Columna publicada en Chile B, 06.11.2014

Durante las últimas décadas el modo de comprender la sexualidad, la familia y la relación entre ambas ha sufrido una transformación radical. Afectividad, sexualidad, procreación y familia parecen entenderse como realidades cada vez más autónomas y desvinculadas entre sí. De este modo, lo que hasta hace algunos años era impensable —por ejemplo, que Nicolás tenga dos papás— hoy se muestra como totalmente legítimo. Pero, ¿no es acaso la sexualidad un asunto meramente privado? ¿Por qué habríamos de cuestionar decisiones tomadas en la esfera de la identidad sexual, esfera sujeta al arbitrio de cada cual?

Se trata de asuntos muy complejos, pero debemos ser capaces de advertir que la respuesta a esas preguntas es menos evidente de lo que podría pensarse a primera vista. Hoy son muchos quienes consideran la sexualidad como una construcción cultural infinitamente moldeable, sin mayor conexión con la biología ni con la procreación. Así, lo masculino y lo femenino pierden cualquier contenido objetivo, la heterosexualidad carece de justificación, los actos sexuales tienden a perder cualquier horizonte de justificación más allá de la pura búsqueda de placer, y finalmente, la familia se convierte en un mero conjunto de personas que comparten ciertos vínculos afectivos y un mismo techo. La realidad, sin embargo, indica que esta lógica difícilmente puede ser aceptada sin más.

Basta con analizar la realidad misma de la familia. Es justamente en este espacio de donación donde la sexualidad tiene un papel fundamental. A partir de ella surgen las relaciones que fundan la familia: paternidad, maternidad, filiación y consanguinidad. En este sentido, no es posible pensar esta comunidad humana con prescindencia del binario sexual, hombre y mujer, porque no podemos separar la diferencia sexual de la generación de nuevas personas. Se trata de una relación interdependiente, que tiene, entre muchas otras, una significación tanto procreadora como socializadora. Es decir, no sólo se necesita de un hombre y una mujer para engendrar un hijo, sino que, además, cada uno de ellos cumple una función específica, distinta y complementaria, en la educación de los niños.

En efecto, los cuidados paternos y maternos son similares en una gran variedad de aspectos, de manera que cualquiera de ellos pueda proveer un ambiente de seguridad básico en caso de que alguno de ellos faltase. Pero también hay diferencias patentes e irremplazables en los modos de interacción de padres y madres respecto a sus hijos, en las distintas etapas de su vida, y dependiendo de su sexo, vale decir, si son niños o niñas.

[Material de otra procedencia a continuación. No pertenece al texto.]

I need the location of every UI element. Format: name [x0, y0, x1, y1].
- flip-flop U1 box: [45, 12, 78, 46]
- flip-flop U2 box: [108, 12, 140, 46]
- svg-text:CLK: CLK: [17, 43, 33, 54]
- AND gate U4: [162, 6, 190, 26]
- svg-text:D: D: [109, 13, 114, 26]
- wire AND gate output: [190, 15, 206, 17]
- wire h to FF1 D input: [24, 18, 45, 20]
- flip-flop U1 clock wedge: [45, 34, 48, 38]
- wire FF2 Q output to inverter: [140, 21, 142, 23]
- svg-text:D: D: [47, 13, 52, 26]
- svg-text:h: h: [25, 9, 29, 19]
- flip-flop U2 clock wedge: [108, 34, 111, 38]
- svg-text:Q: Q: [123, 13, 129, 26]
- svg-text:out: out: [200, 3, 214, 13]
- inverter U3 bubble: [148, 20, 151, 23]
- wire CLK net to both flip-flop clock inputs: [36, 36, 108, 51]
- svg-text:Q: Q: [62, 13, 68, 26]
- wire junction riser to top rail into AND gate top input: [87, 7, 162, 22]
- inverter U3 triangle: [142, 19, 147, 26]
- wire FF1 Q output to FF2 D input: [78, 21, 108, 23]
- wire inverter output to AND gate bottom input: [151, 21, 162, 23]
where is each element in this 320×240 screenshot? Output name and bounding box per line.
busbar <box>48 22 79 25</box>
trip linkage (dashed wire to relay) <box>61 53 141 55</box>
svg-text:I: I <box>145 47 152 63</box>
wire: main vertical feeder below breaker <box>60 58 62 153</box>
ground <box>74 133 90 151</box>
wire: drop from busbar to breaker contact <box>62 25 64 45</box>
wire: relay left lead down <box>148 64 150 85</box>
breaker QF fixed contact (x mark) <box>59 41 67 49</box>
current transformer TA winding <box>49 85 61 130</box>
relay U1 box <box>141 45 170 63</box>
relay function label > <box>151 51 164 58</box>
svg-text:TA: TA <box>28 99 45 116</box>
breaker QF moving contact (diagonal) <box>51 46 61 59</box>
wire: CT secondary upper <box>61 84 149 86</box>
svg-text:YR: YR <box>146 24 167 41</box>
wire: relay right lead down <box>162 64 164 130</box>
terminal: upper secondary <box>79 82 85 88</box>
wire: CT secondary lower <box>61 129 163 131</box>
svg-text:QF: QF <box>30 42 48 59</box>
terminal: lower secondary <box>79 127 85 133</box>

Estos estilos se complementan de manera que proveen oportunidades únicas de aprender distintos tipos de habilidades cognitivas, lingüísticas y emocionales que influyen en el desarrollo intelectual y social de un niño. En este sentido, la alteridad sexual de sus progenitores adquiere particular importancia en el ámbito de la identidad sexual: a partir de sus primeros años, el niño comienza a mostrar la necesidad de entender y dar sentido a su corporeidad sexuada, y respecto a esto la relación con la figura paterna y materna adquiere gran relevancia.

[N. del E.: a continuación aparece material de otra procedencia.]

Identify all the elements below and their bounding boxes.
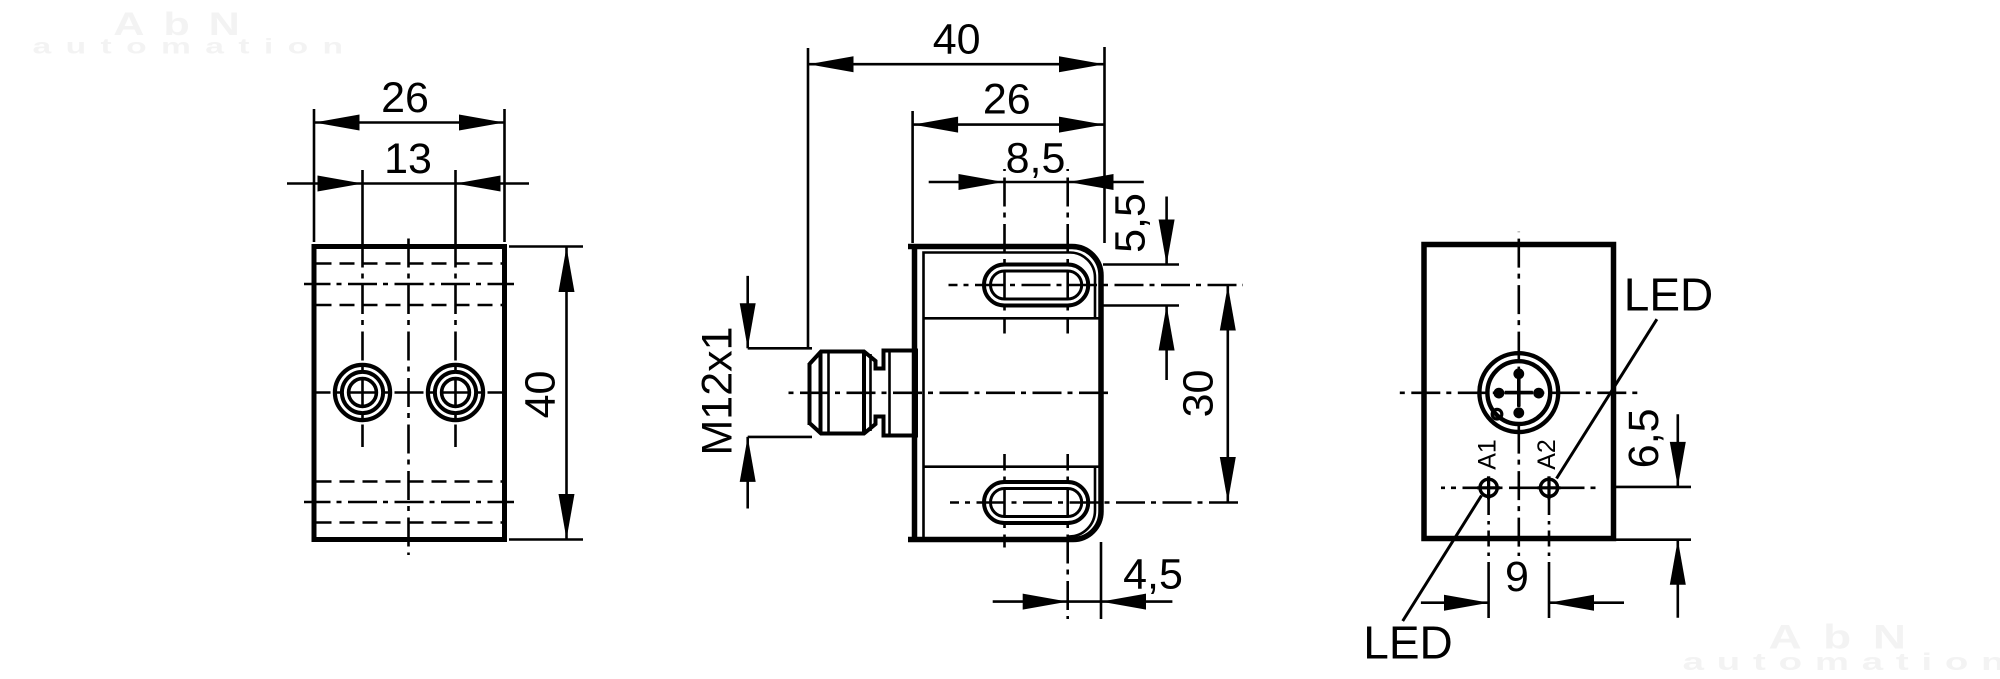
connector end face bbox=[808, 363, 812, 425]
connector center cross bbox=[1505, 391, 1533, 395]
svg-text:6,5: 6,5 bbox=[1620, 408, 1668, 468]
collar inner vertical line bbox=[888, 351, 891, 436]
dimension 26 (left view width) extension lines bbox=[313, 109, 316, 242]
body outline rectangle (right view) bbox=[1424, 245, 1614, 539]
svg-text:5,5: 5,5 bbox=[1107, 193, 1155, 253]
connector pin right bbox=[1533, 388, 1544, 399]
connector pin top bbox=[1513, 368, 1524, 379]
svg-text:30: 30 bbox=[1175, 370, 1223, 418]
thread vertical line c bbox=[862, 352, 866, 434]
svg-text:LED: LED bbox=[1363, 617, 1452, 669]
svg-text:40: 40 bbox=[933, 16, 981, 64]
sensor body edge lower (thin) bbox=[924, 465, 1102, 468]
bracket left edge (thick) bbox=[912, 244, 918, 542]
thread vertical line d bbox=[869, 354, 872, 431]
inner sheet contour bottom-right bbox=[1069, 467, 1095, 537]
bottom slot arc-center vertical line left bbox=[1003, 454, 1006, 548]
dimension 26 line with arrows bbox=[314, 121, 505, 124]
svg-text:9: 9 bbox=[1505, 553, 1529, 601]
thread vertical line b bbox=[827, 352, 830, 434]
dimension M12x1 tick lines bbox=[748, 347, 812, 350]
M12 connector front view outer circle bbox=[1479, 353, 1558, 432]
dimension M12x1 arrows bbox=[746, 276, 749, 348]
body outline rectangle (left view) bbox=[314, 247, 505, 540]
bracket body outline (thick) bbox=[908, 247, 1101, 540]
dimension 6,5 with outside arrows bbox=[1677, 414, 1680, 487]
svg-text:13: 13 bbox=[384, 135, 432, 183]
hole H2 vertical center line bbox=[454, 170, 457, 246]
dimension 30 line with arrows bbox=[1227, 285, 1230, 503]
svg-text:A2: A2 bbox=[1533, 439, 1561, 470]
leader line to upper-right LED text bbox=[1557, 319, 1657, 478]
svg-text:LED: LED bbox=[1624, 269, 1713, 321]
dimension 5,5 extension lines (slot top/bottom) bbox=[1103, 263, 1179, 266]
bottom slot horizontal center line bbox=[950, 501, 1238, 504]
connector pin left bbox=[1494, 388, 1505, 399]
lower center line (dash-dot) bbox=[304, 501, 514, 504]
svg-text:26: 26 bbox=[381, 74, 429, 122]
svg-text:M12x1: M12x1 bbox=[694, 326, 742, 455]
hidden edge dashed line bottom bbox=[317, 521, 503, 524]
M12 connector front view inner circle bbox=[1487, 361, 1550, 424]
dimension 40 (middle) extension lines bbox=[807, 48, 810, 348]
svg-text:A1: A1 bbox=[1474, 439, 1502, 470]
hidden edge dashed line 2 bbox=[317, 304, 503, 307]
vertical center line right view bbox=[1518, 232, 1521, 556]
LED A1 indicator circle with cross bbox=[1480, 479, 1497, 496]
dimension 26 (middle) extension line bbox=[911, 111, 914, 243]
connector keyway notch bbox=[1492, 409, 1502, 419]
LED A2 indicator circle with cross bbox=[1540, 479, 1557, 496]
horizontal center line through holes bbox=[314, 391, 505, 394]
bottom slot arc-center vertical line right (extends for 4,5 dim) bbox=[1066, 454, 1069, 619]
inner sheet contour left/top bbox=[924, 253, 1096, 538]
leader line to lower-left LED text bbox=[1403, 496, 1482, 622]
mounting hole H1 concentric circles bbox=[335, 365, 390, 420]
vertical center line of left view bbox=[407, 232, 410, 555]
LED A2 vertical extension line bbox=[1548, 499, 1551, 578]
thread vertical line a bbox=[819, 352, 823, 434]
top slot arc-center vertical line left bbox=[1003, 169, 1006, 334]
LED A1 vertical extension line bbox=[1487, 499, 1490, 578]
dimension 6,5 extension lines bbox=[1616, 486, 1691, 489]
LED horizontal center line bbox=[1441, 486, 1600, 489]
bottom slot inner stadium bbox=[991, 489, 1082, 517]
svg-text:40: 40 bbox=[517, 371, 565, 419]
dimension 8,5 line with outside arrows bbox=[929, 181, 1144, 184]
svg-text:4,5: 4,5 bbox=[1123, 551, 1183, 599]
hidden edge dashed line 3 bbox=[317, 480, 503, 483]
top slot inner stadium bbox=[991, 271, 1082, 299]
sensor body edge upper (thin) bbox=[924, 317, 1102, 320]
svg-text:automation: automation bbox=[33, 35, 358, 58]
svg-text:8,5: 8,5 bbox=[1006, 135, 1066, 183]
connector thread outline with chamfers bbox=[810, 351, 917, 436]
svg-text:automation: automation bbox=[1683, 649, 2000, 676]
hole H1 vertical center line bbox=[361, 170, 364, 246]
hidden edge dashed line top bbox=[317, 262, 503, 265]
dimension 4,5 extension line (body right edge) bbox=[1100, 542, 1103, 619]
dimension 40 (left view height) extension lines bbox=[509, 245, 583, 248]
upper center line (dash-dot) bbox=[304, 283, 514, 286]
dimension 40 (middle) line with arrows bbox=[808, 63, 1105, 66]
dimension 26 (middle) line with arrows bbox=[913, 123, 1105, 126]
dimension 9 line with outside arrows bbox=[1421, 601, 1489, 604]
bottom slot outer stadium bbox=[984, 482, 1088, 523]
dimension 5,5 line with outside arrows bbox=[1165, 197, 1168, 265]
connector pin bottom bbox=[1513, 407, 1524, 418]
top slot horizontal center line bbox=[949, 284, 1244, 287]
dimension 13 (hole spacing) line with outside arrows bbox=[287, 182, 529, 185]
dimension 40 line with arrows bbox=[565, 247, 568, 540]
svg-text:26: 26 bbox=[983, 76, 1031, 124]
top slot arc-center vertical line right bbox=[1066, 169, 1069, 334]
middle view horizontal center line bbox=[788, 391, 1113, 394]
horizontal center line through connector bbox=[1395, 391, 1644, 394]
mounting hole H2 concentric circles bbox=[428, 365, 483, 420]
top slot outer stadium bbox=[984, 265, 1088, 306]
dimension 4,5 line with outside arrows bbox=[993, 600, 1173, 603]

Como señala el sociólogo italiano Pierpaolo Donati, “decir que la familia es una relación sexuada significa que se hace familia, y se está en familia, diversamente cuando se es hombre que cuando se es mujer”. Esta diversidad depende, en parte, de las circunstancias culturales, que pueden cambiar en el tiempo y el espacio, pero se basa también en lo naturalmente masculino y femenino. En este sentido, es importante comprender que la condición sexual del hombre y de la mujer no solo pertenece al ámbito de la biología, sino que también abarca las dimensiones espirituales, afectivas, culturales y sociales de las personas. Y un aspecto esencial de ser varón y ser mujer es precisamente la potencial paternidad y maternidad, que no son realidades sujetas sólo a una dimensión afectiva o cultural, sino que tiene un asidero en algo mucho más concreto; disponer de aquella realidad como si su significado fuera trivial y arbitrario tiene consecuencias que, pareciera, no se están tomando en cuenta.

En virtud de lo anterior, considerar de modo idéntico las uniones heterosexuales y homosexuales no parece apropiado. En rigor, ello sólo sería factible sin tener a la vista la realidad familiar. Cabe preguntarse, entonces, si esta igualdad radical en la valoración de la heterosexualidad y la homosexualidad –presente en la historia de Nicolás– no implica el debilitamiento de los vínculos familiares, corriéndose incluso el riesgo de dejarlos sin su fundamento definitivo. Bajo este supuesto, filiación y paternidad pasarían a ser vínculos artificiales más que relaciones naturales irrevocables y gratuitas (con sus correspondientes derechos y obligaciones) sin las cuales, en último término, sería imposible no sólo nuestra existencia, sino que también toda la vida social.